Judge Remands FDCPA Case Over Duplicate Notices, Hunstein Claims Back to State Court

A District Court judge has granted a plaintiff’s request to remand a Fair Debt Collection Practices Act case back to the state court in which it was originally filed, but declined to award attorneys’ fees, ruling that “jurisprudence in this District and the Second Circuit” on the topic of standing “is still evolving.”

A copy of the ruling in the case of Jaber v. Complete Payment Recovery Services can be accessed by clicking here.

The plaintiff claims to have received two letters from the defendant, 25 days apart. Each letter was described as being the “FIRST NOTICE” which the plaintiff alleges created confusion about his ability to dispute the debt during the 30-day validation period, and violated the FDCPA’s prohibition against false, deceptive, or misleading representations because it would confuse a least sophisticated consumer. The plaintiff also claimed that the defendant used a letter vendor to print and mail the letters in question, thereby sharing his information with an unauthorized third party, in violation of state law in New York and the FDCPA.

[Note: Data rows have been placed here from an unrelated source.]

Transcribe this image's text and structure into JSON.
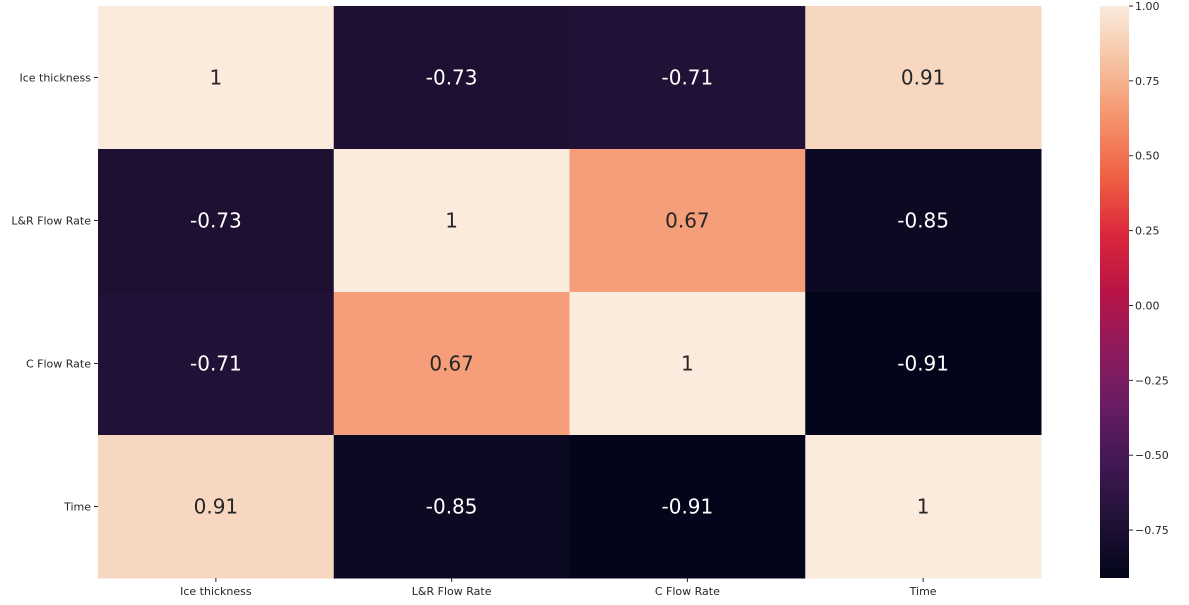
{
  "chart_data": {
    "type": "heatmap",
    "title": "",
    "xlabel": "",
    "ylabel": "",
    "x_categories": [
      "Ice thickness",
      "L&R Flow Rate",
      "C Flow Rate",
      "Time"
    ],
    "y_categories": [
      "Ice thickness",
      "L&R Flow Rate",
      "C Flow Rate",
      "Time"
    ],
    "matrix": [
      [
        1,
        -0.73,
        -0.71,
        0.91
      ],
      [
        -0.73,
        1,
        0.67,
        -0.85
      ],
      [
        -0.71,
        0.67,
        1,
        -0.91
      ],
      [
        0.91,
        -0.85,
        -0.91,
        1
      ]
    ],
    "annotations": [
      [
        "1",
        "-0.73",
        "-0.71",
        "0.91"
      ],
      [
        "-0.73",
        "1",
        "0.67",
        "-0.85"
      ],
      [
        "-0.71",
        "0.67",
        "1",
        "-0.91"
      ],
      [
        "0.91",
        "-0.85",
        "-0.91",
        "1"
      ]
    ],
    "colormap": "rocket",
    "color_range": [
      -0.91,
      1.0
    ],
    "colorbar": {
      "ticks": [
        1.0,
        0.75,
        0.5,
        0.25,
        0.0,
        -0.25,
        -0.5,
        -0.75
      ],
      "tick_labels": [
        "1.00",
        "0.75",
        "0.50",
        "0.25",
        "0.00",
        "−0.25",
        "−0.50",
        "−0.75"
      ]
    },
    "legend_position": "right",
    "grid": false
  }
}
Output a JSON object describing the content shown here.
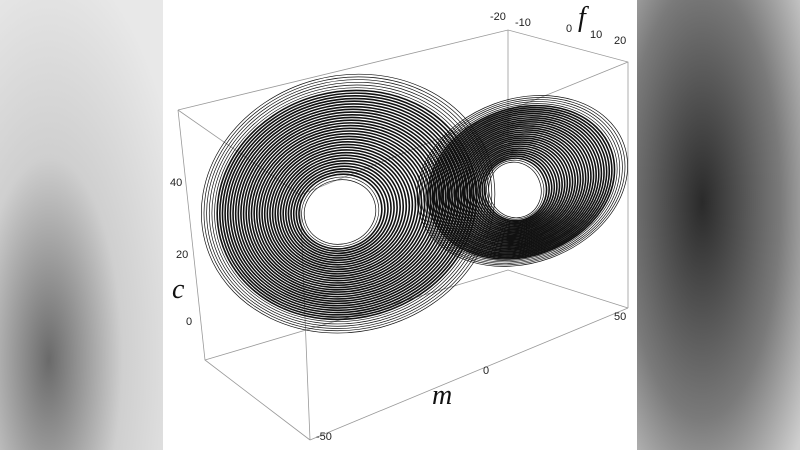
{
  "axes": {
    "f": {
      "label": "f",
      "ticks": [
        -20,
        -10,
        0,
        10,
        20
      ]
    },
    "c": {
      "label": "c",
      "ticks": [
        40,
        20,
        0
      ]
    },
    "m": {
      "label": "m",
      "ticks": [
        -50,
        0,
        50
      ]
    }
  }
}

After filing the lawsuit in state court, the defendant removed the case to federal court, arguing that the third-party disclosure was “sufficiently similar” to the disclosure of private information in TransUnion v. Ramirez, and that the plaintiff’s allegations of “actual damages” and “compensable harm” were sufficient to confer standing.

Unfortunately, Judge Hector Gonzalez of the District Court for the Eastern District of New York did not agree.

First, the “mailing vendor theory” has already been rejected as insufficient to establish standing in the Eastern District, Judge Gonzalez noted. The defendant didn’t help its case by not citing “a single case decided after TransUnion and has therefore identified no case suggesting that standing exists under these circumstances.” Judge Gonzalez also noted that the Supreme Court ruled in TransUnion that sharing information with a mail vendor did not rise to the level of defamation and the fear of additional third parties seeing the information in question was speculative.

And because the plaintiff claimed that only a least sophisticated consumer would be confused by the duplicative “FIRST NOTICE” letters, standing was not established. And even if the plaintiff were to allege he was confused, that would not be enough either, Judge Gonzalez ruled.

But unlike other courts, which have awarded attorneys’ fees to plaintiffs in similar situations, Judge Gonzalez chose not to do so here. “The Supreme Court’s decision in TransUnion was less than a year old when Defendant removed this case, and the decision’s impact on the standing jurisprudence in this District and the Second Circuit is still evolving,” he wrote. “The Court will not penalize Defendant for not having been aware of ‘the complexity of the law’ in this area and its application to the mailing vendor theory that forms the basis for Plaintiff’s claims.”